Update:  I looked back over my notes from the time I wrote on this and I'm going to say that there is no way to honestly deal with this story in a movie unless you pointedly deal with the impossibility of squaring what Mortara thought of his own life as opposed to other peoples' opinions of it.  You can condemn the initial act of kidnapping and probably should but his entire life isn't that one act. Turning his entire life into the black or white conclusion that the movie industry demands would have to squeeze it into falsification.


  1. I haven't seen "The Silence" (if I even have the title right), and I'm not sure I want to; but I'm sure Scorsese made a film recognizing the complexity of religious faith (although I'm not sure, from the trailers, he didn't put a thumb on the scales, to my way of thinking. Then again, maybe the trailers mislead (no surprise there); or maybe Scorsese is faithful to the source material. I just don't know.

    But I would trust Scorsese a bit more with this story. Having seen "Lincoln," I don't look forward to this production. Spielberg did "Amistad," too, and I'm not sure he did such a good job there. "Saving Private Ryan" has, frankly, rubbed on me, it was such a WWII movie, rather than a movie from the perspective of some 50+ years later about that war. And "Lincoln" didn't impress me, in the end; it was too theatrical, too dramatic, too pat and simple. It needed to be an "art" film, but it was pure Hollywood.

    I would expect as much out of this film as I would out of a film about Galileo, which if that imagined film told the historical truth, it would be damned as a whitewash and a series of lies written at the behest of Opus Dei.

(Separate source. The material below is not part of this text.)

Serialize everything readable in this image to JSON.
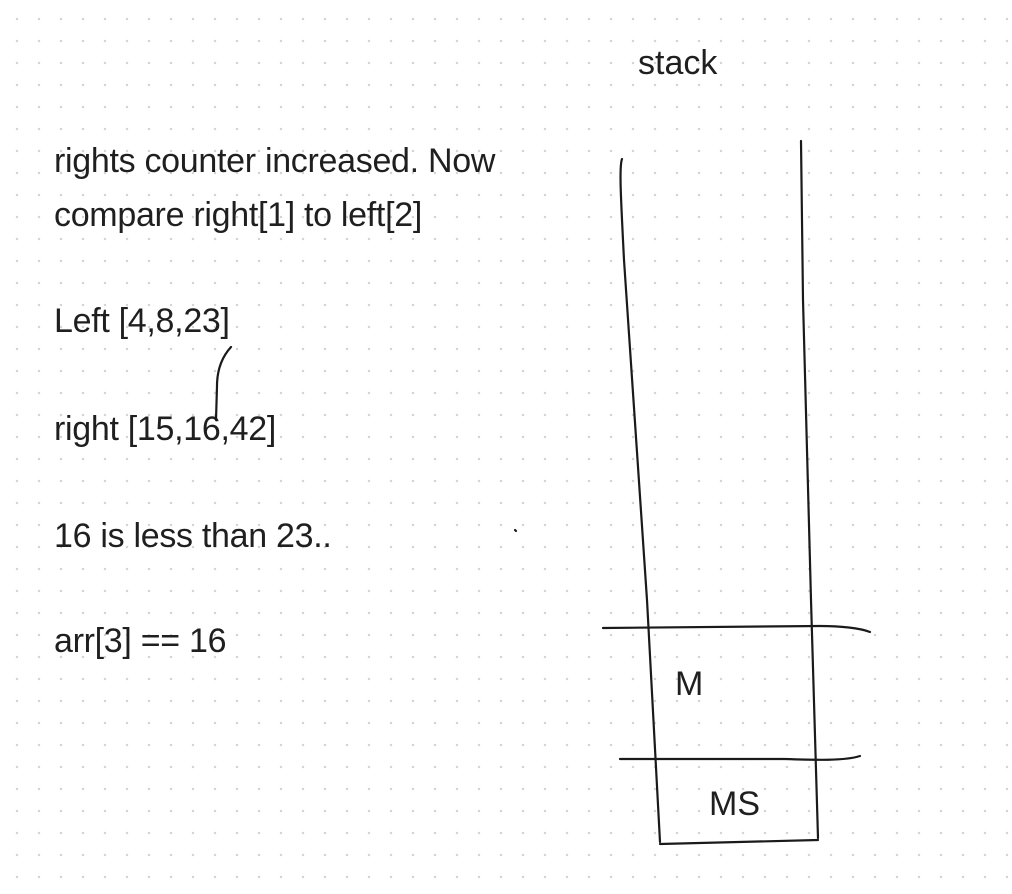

So, yeah, I'm just gonna give this one a wide berth.

    1. I can say I have never seen a Spielberg movie I liked but I don't tend to like Hollywood movies. I agree, absolutely, Scorsese is far better.

      "Private Ryan" was an Indiana Jones movie. It set off my other, deadly allergy to Tom Hanks.

      I hate it when people believe the movies are history. And I'm convinced that whenever the movies deal with history, at least half if not most people will mistake it for history. Even people with advanced degrees in the sciences and the arts, pretty much everyone except real historians do that in discouraging numbers.